L’un des points les plus débattus concernait l’article 4, paragraphe 1, de la directive, qui interdisait à une succursale d’offrir une garantie de dépôt supérieure à celle de l’État membre d’accueil, même si son État d’origine prévoyait une meilleure protection. Le requérant y voyait une restriction à la concurrence et une entrave à la liberté d’établissement. La Cour a cependant validé cette « interdiction d’exportation » en la présentant comme une mesure nécessaire pour éviter des perturbations de marché. Elle a jugé légitime la volonté du législateur d’empêcher que le niveau de garantie ne devienne un instrument de concurrence agressive entre les banques. La Cour reconnaît que cette disposition constitue une exception au principe de reconnaissance mutuelle. Elle justifie néanmoins cette dérogation en soulignant que « le Parlement et le Conseil étaient toutefois habilités, compte tenu de la complexité de la matière et des divergences qui subsistaient entre les législations des États membres, à procéder de manière progressive à l’harmonisation nécessaire ». Cet attendu confère au législateur une marge d’appréciation importante pour moduler le rythme de l’harmonisation, même si cela conduit temporairement à neutraliser certains avantages concurrentiels et à réduire le niveau de protection pour certains déposants. La Cour admet ainsi que l’établissement du marché intérieur n’est pas un processus linéaire et peut comporter des étapes intermédiaires restrictives.

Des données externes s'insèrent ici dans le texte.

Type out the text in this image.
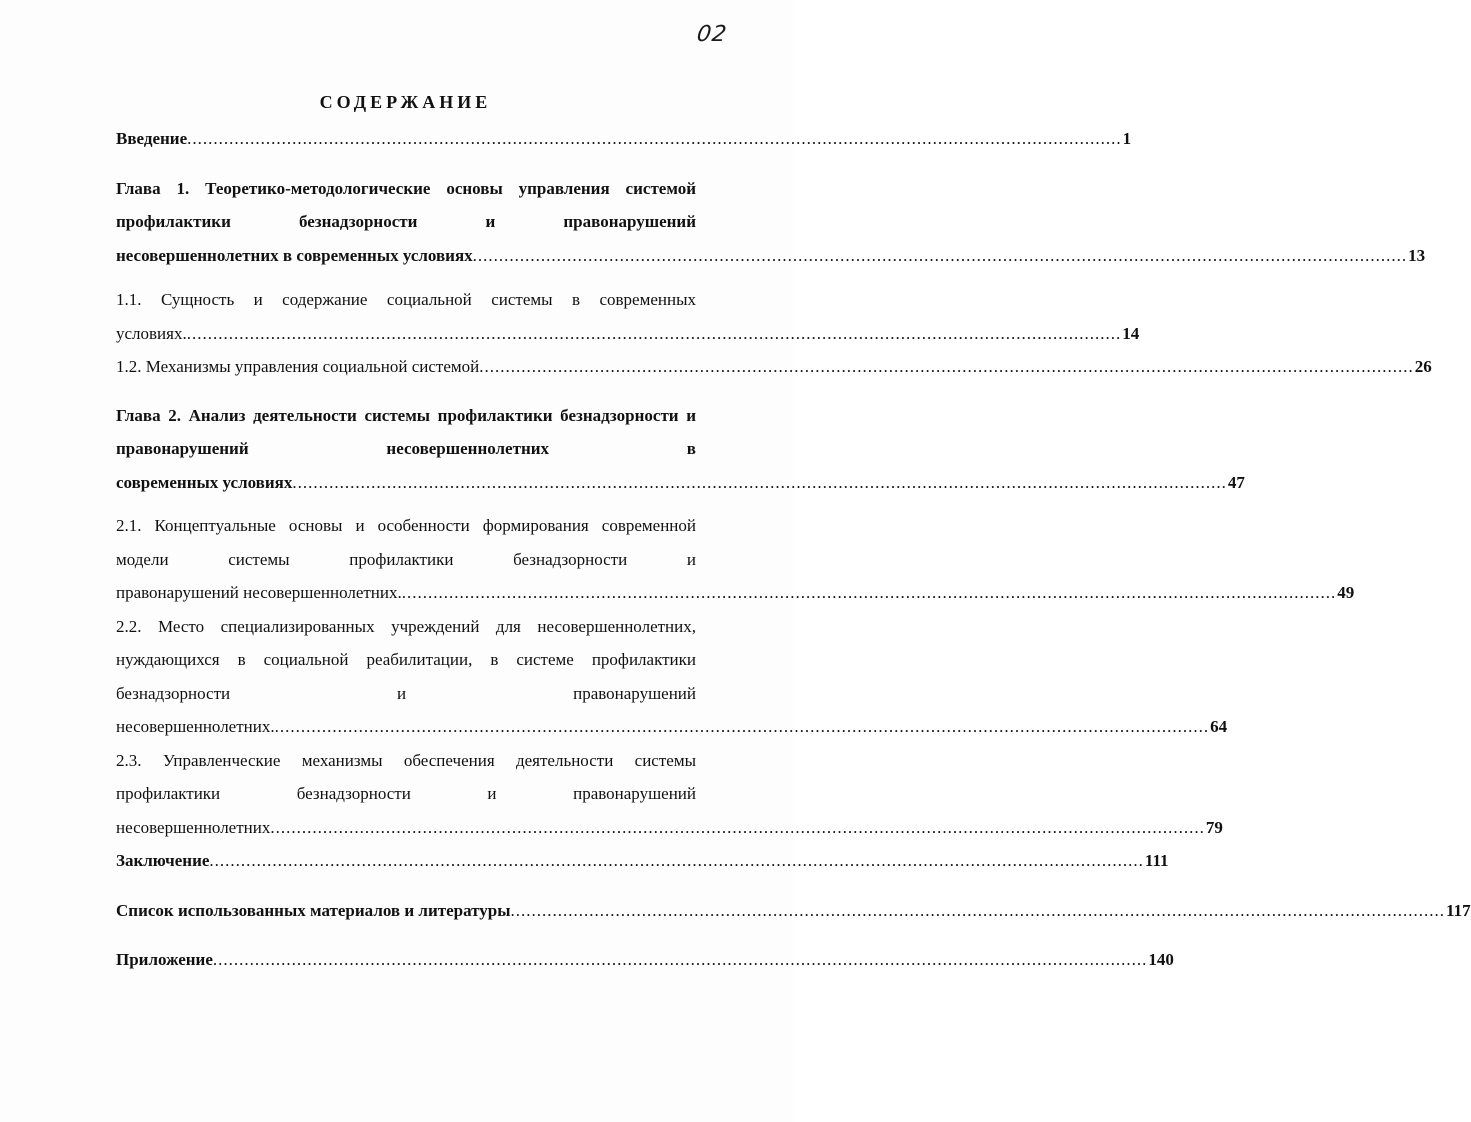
02
СОДЕРЖАНИЕ
Введение .................................................................................................................................................................................. 1
Глава 1. Теоретико-методологические основы управления системой профилактики безнадзорности и правонарушений
несовершеннолетних в современных условиях .................................................................................................................................................................................. 13
1.1. Сущность и содержание социальной системы в современных
условиях. .................................................................................................................................................................................. 14
1.2. Механизмы управления социальной системой .................................................................................................................................................................................. 26
Глава 2. Анализ деятельности системы профилактики безнадзорности и правонарушений несовершеннолетних в
современных условиях .................................................................................................................................................................................. 47
2.1. Концептуальные основы и особенности формирования современной модели системы профилактики безнадзорности и
правонарушений несовершеннолетних. .................................................................................................................................................................................. 49
2.2. Место специализированных учреждений для несовершеннолетних, нуждающихся в социальной реабилитации, в системе профилактики безнадзорности и правонарушений
несовершеннолетних. .................................................................................................................................................................................. 64
2.3. Управленческие механизмы обеспечения деятельности системы профилактики безнадзорности и правонарушений
несовершеннолетних .................................................................................................................................................................................. 79
Заключение .................................................................................................................................................................................. 111
Список использованных материалов и литературы .................................................................................................................................................................................. 117
Приложение .................................................................................................................................................................................. 140
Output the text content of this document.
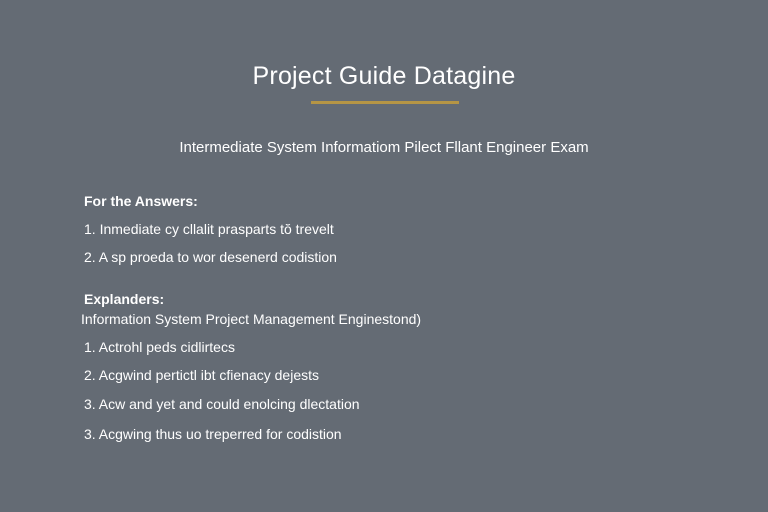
Project Guide Datagine
Intermediate System Informatiom Pilect Fllant Engineer Exam
For the Answers:
1. Inmediate cy cllalit prasparts tŏ trevelt
2. A sp proeda to wor desenerd codistion
Explanders:
Information System Project Management Enginestond)
1. Actrohl peds cidlirtecs
2. Acgwind pertictl ibt cfienacy dejests
3. Acw and yet and could enolcing dlectation
3. Acgwing thus uo treperred for codistion
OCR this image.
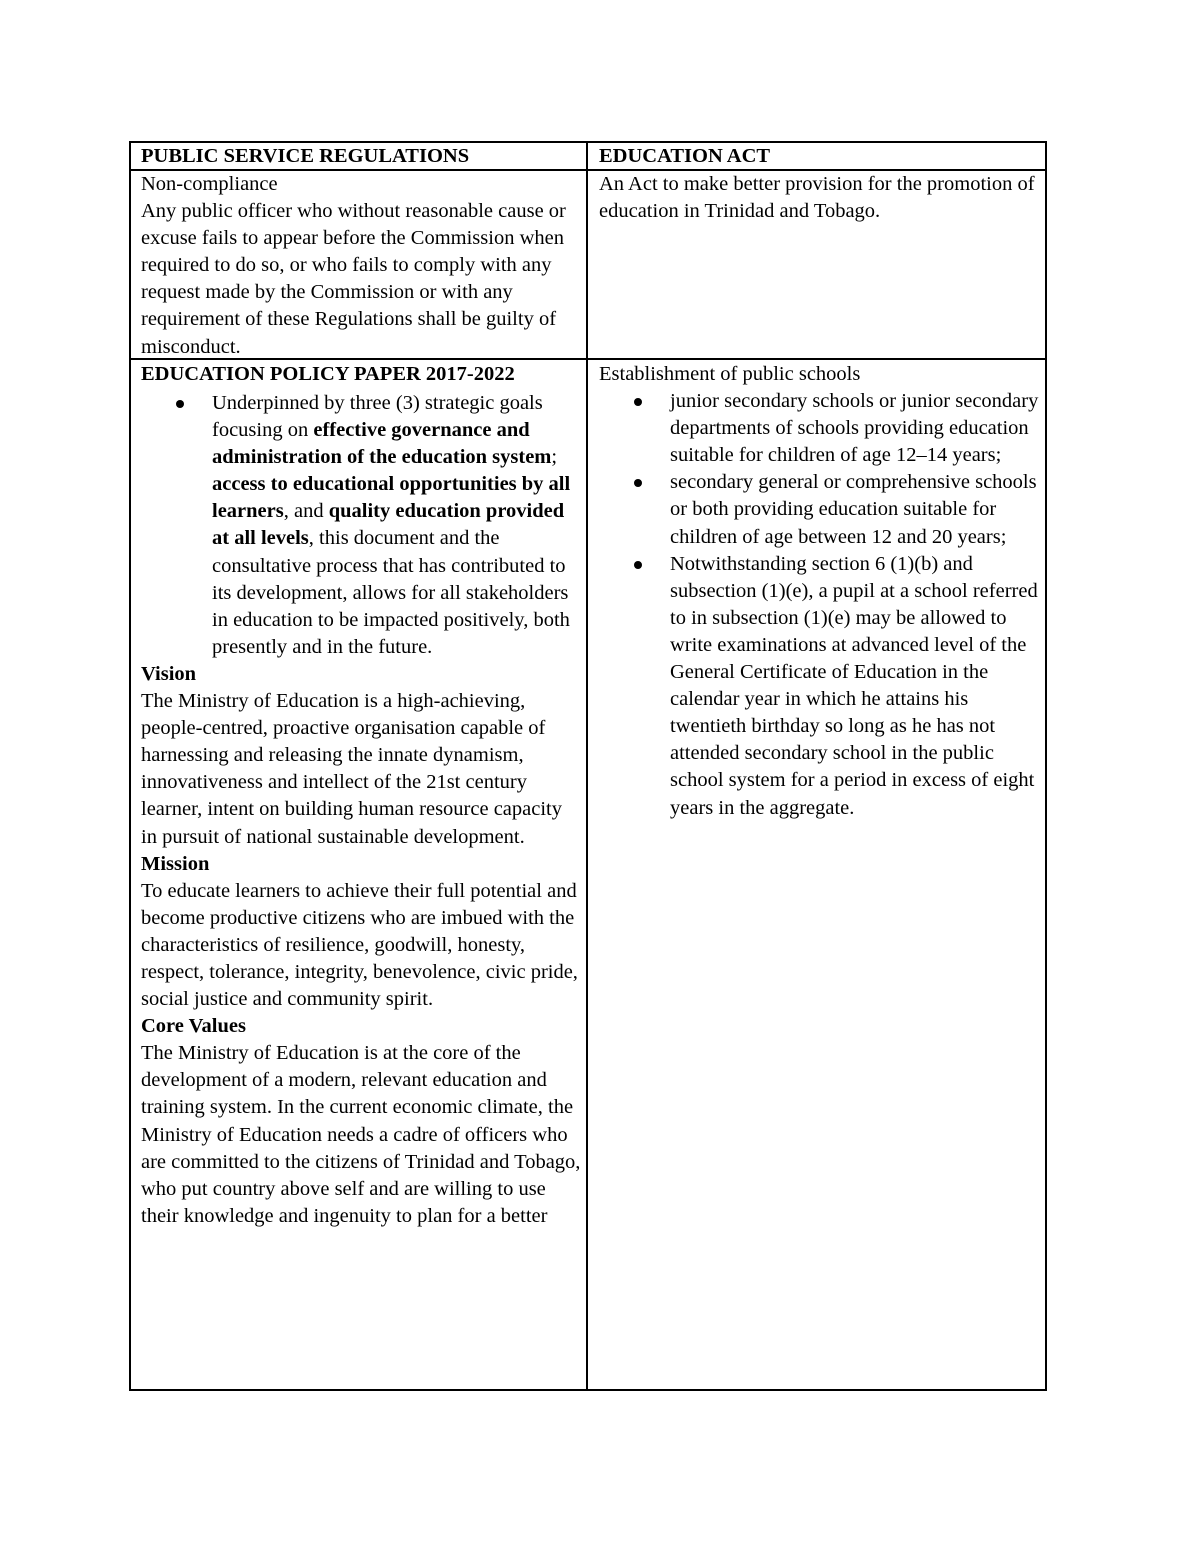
PUBLIC SERVICE REGULATIONS	EDUCATION ACT

Non-compliance

Any public officer who without reasonable cause or excuse fails to appear before the Commission when required to do so, or who fails to comply with any request made by the Commission or with any requirement of these Regulations shall be guilty of misconduct.

An Act to make better provision for the promotion of education in Trinidad and Tobago.

EDUCATION POLICY PAPER 2017-2022	Establishment of public schools

junior secondary schools or junior secondary departments of schools providing education suitable for children of age 12–14 years;
secondary general or comprehensive schools or both providing education suitable for children of age between 12 and 20 years;
Notwithstanding section 6 (1)(b) and subsection (1)(e), a pupil at a school referred to in subsection (1)(e) may be allowed to write examinations at advanced level of the General Certificate of Education in the calendar year in which he attains his twentieth birthday so long as he has not attended secondary school in the public school system for a period in excess of eight years in the aggregate.
Underpinned by three (3) strategic goals focusing on effective governance and administration of the education system; access to educational opportunities by all learners, and quality education provided at all levels, this document and the consultative process that has contributed to its development, allows for all stakeholders in education to be impacted positively, both presently and in the future.

Vision

The Ministry of Education is a high-achieving, people-centred, proactive organisation capable of harnessing and releasing the innate dynamism, innovativeness and intellect of the 21st century learner, intent on building human resource capacity in pursuit of national sustainable development.

Mission

To educate learners to achieve their full potential and become productive citizens who are imbued with the characteristics of resilience, goodwill, honesty, respect, tolerance, integrity, benevolence, civic pride, social justice and community spirit.

Core Values

The Ministry of Education is at the core of the development of a modern, relevant education and training system. In the current economic climate, the Ministry of Education needs a cadre of officers who are committed to the citizens of Trinidad and Tobago, who put country above self and are willing to use their knowledge and ingenuity to plan for a better
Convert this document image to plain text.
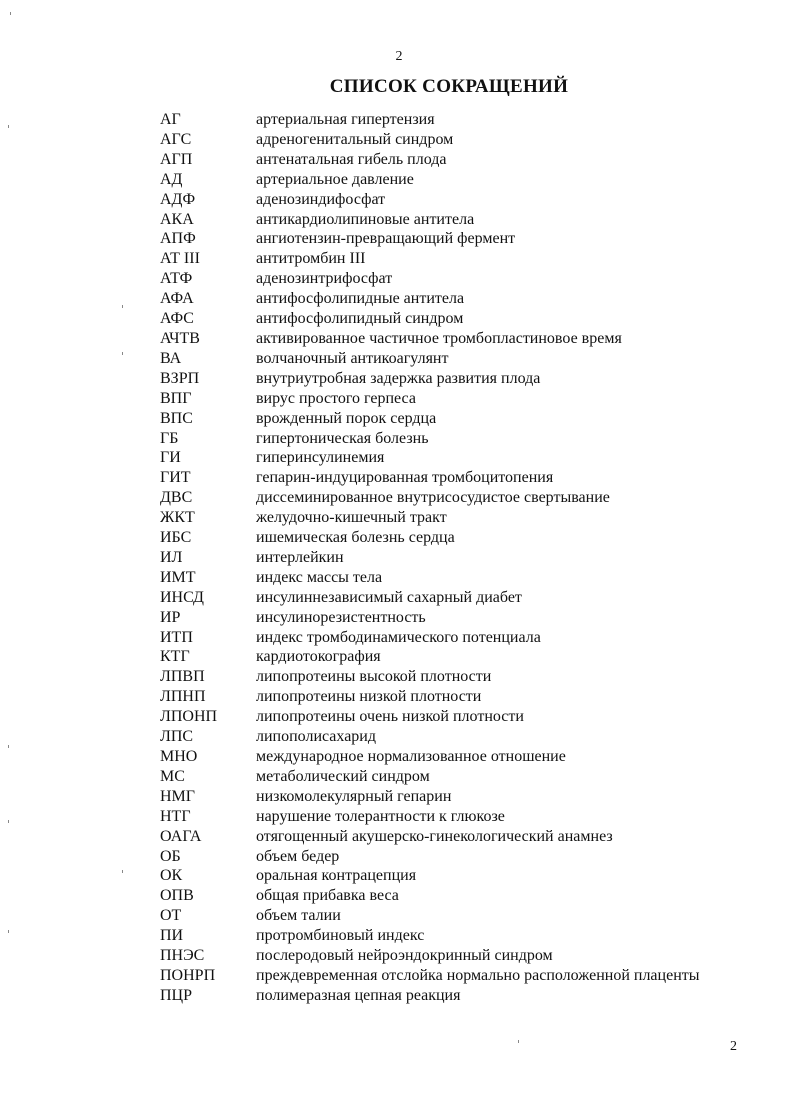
2
СПИСОК СОКРАЩЕНИЙ
АГ	артериальная гипертензия
АГС	адреногенитальный синдром
АГП	антенатальная гибель плода
АД	артериальное давление
АДФ	аденозиндифосфат
АКА	антикардиолипиновые антитела
АПФ	ангиотензин-превращающий фермент
АТ III	антитромбин III
АТФ	аденозинтрифосфат
АФА	антифосфолипидные антитела
АФС	антифосфолипидный синдром
АЧТВ	активированное частичное тромбопластиновое время
ВА	волчаночный антикоагулянт
ВЗРП	внутриутробная задержка развития плода
ВПГ	вирус простого герпеса
ВПС	врожденный порок сердца
ГБ	гипертоническая болезнь
ГИ	гиперинсулинемия
ГИТ	гепарин-индуцированная тромбоцитопения
ДВС	диссеминированное внутрисосудистое свертывание
ЖКТ	желудочно-кишечный тракт
ИБС	ишемическая болезнь сердца
ИЛ	интерлейкин
ИМТ	индекс массы тела
ИНСД	инсулиннезависимый сахарный диабет
ИР	инсулинорезистентность
ИТП	индекс тромбодинамического потенциала
КТГ	кардиотокография
ЛПВП	липопротеины высокой плотности
ЛПНП	липопротеины низкой плотности
ЛПОНП	липопротеины очень низкой плотности
ЛПС	липополисахарид
МНО	международное нормализованное отношение
МС	метаболический синдром
НМГ	низкомолекулярный гепарин
НТГ	нарушение толерантности к глюкозе
ОАГА	отягощенный акушерско-гинекологический анамнез
ОБ	объем бедер
ОК	оральная контрацепция
ОПВ	общая прибавка веса
ОТ	объем талии
ПИ	протромбиновый индекс
ПНЭС	послеродовый нейроэндокринный синдром
ПОНРП	преждевременная отслойка нормально расположенной плаценты
ПЦР	полимеразная цепная реакция
2
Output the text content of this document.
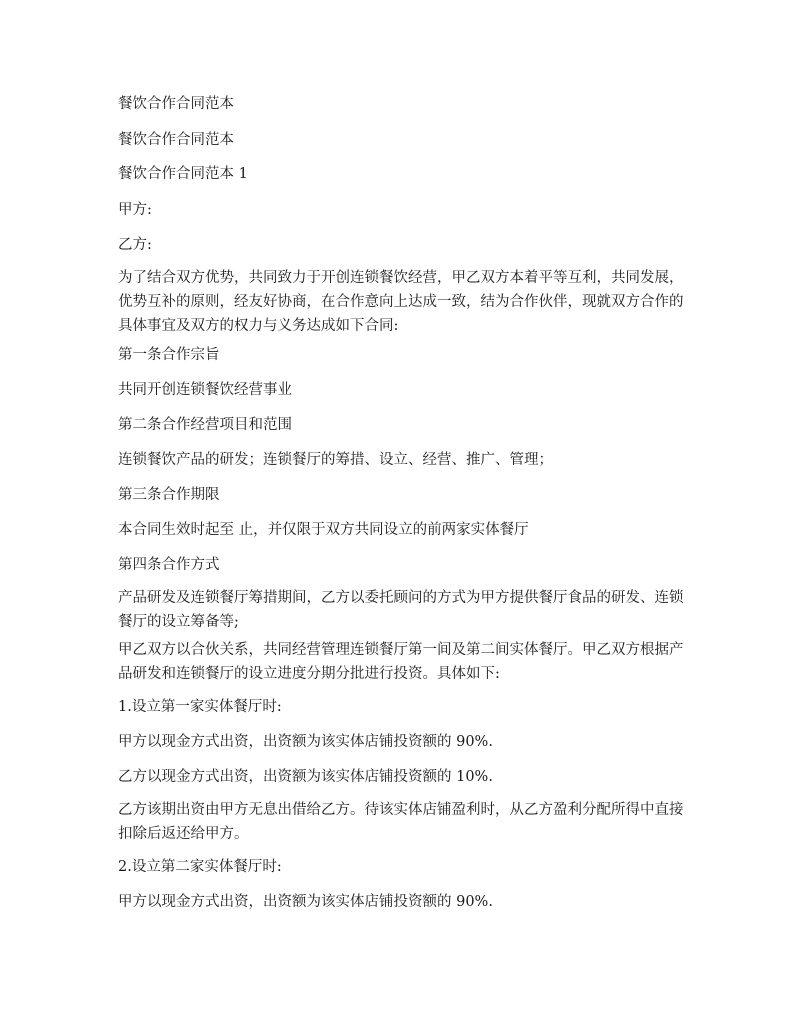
餐饮合作合同范本

餐饮合作合同范本

餐饮合作合同范本 1

甲方:

乙方:

为了结合双方优势，共同致力于开创连锁餐饮经营，甲乙双方本着平等互利，共同发展，优势互补的原则，经友好协商，在合作意向上达成一致，结为合作伙伴，现就双方合作的具体事宜及双方的权力与义务达成如下合同:

第一条合作宗旨

共同开创连锁餐饮经营事业

第二条合作经营项目和范围

连锁餐饮产品的研发；连锁餐厅的筹措、设立、经营、推广、管理；

第三条合作期限

本合同生效时起至 止，并仅限于双方共同设立的前两家实体餐厅

第四条合作方式

产品研发及连锁餐厅筹措期间，乙方以委托顾问的方式为甲方提供餐厅食品的研发、连锁餐厅的设立筹备等;

甲乙双方以合伙关系，共同经营管理连锁餐厅第一间及第二间实体餐厅。甲乙双方根据产品研发和连锁餐厅的设立进度分期分批进行投资。具体如下:

1.设立第一家实体餐厅时:

甲方以现金方式出资，出资额为该实体店铺投资额的 90%.

乙方以现金方式出资，出资额为该实体店铺投资额的 10%.

乙方该期出资由甲方无息出借给乙方。待该实体店铺盈利时，从乙方盈利分配所得中直接扣除后返还给甲方。

2.设立第二家实体餐厅时:

甲方以现金方式出资，出资额为该实体店铺投资额的 90%.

B. La prévalence des objectifs d’harmonisation sur le principe du contrôle par l’État d’origine

Enfin, la Cour a rejeté les moyens dirigés contre l’obligation faite aux États d’accueil de proposer une garantie complémentaire et contre l’adhésion obligatoire à un système de garantie. Le requérant arguait que ces mécanismes violaient le principe du contrôle par l’État d’origine, pierre angulaire de la législation bancaire communautaire. La réponse de la Cour est particulièrement éclairante sur la hiérarchie des normes et principes. Elle précise que le contrôle par l’État d’origine « ne s’agissant pas d’un principe établi par le traité, le législateur communautaire pouvait s’en écarter ». De plus, elle constate que ce principe n’a pas été posé de manière si absolue que le législateur ne puisse y déroger pour atteindre un objectif légitime, surtout dans un domaine où il n’était pas encore intervenu. En l’espèce, l’objectif de garantir des conditions de concurrence équitables sur le territoire d’un État membre et d’assurer une protection minimale à tous les déposants justifiait cette entorse. De même, l’obligation d’adhésion pour tous les établissements a été jugée proportionnée à l’objectif d’assurer un niveau de garantie harmonisé dans toute la Communauté, une simple obligation d’information étant jugée insuffisante. La Cour consacre ainsi la primauté de l’objectif de stabilité et d’uniformité du marché bancaire sur un principe directeur qui, bien qu’important, n’a pas la valeur d’une norme de droit primaire.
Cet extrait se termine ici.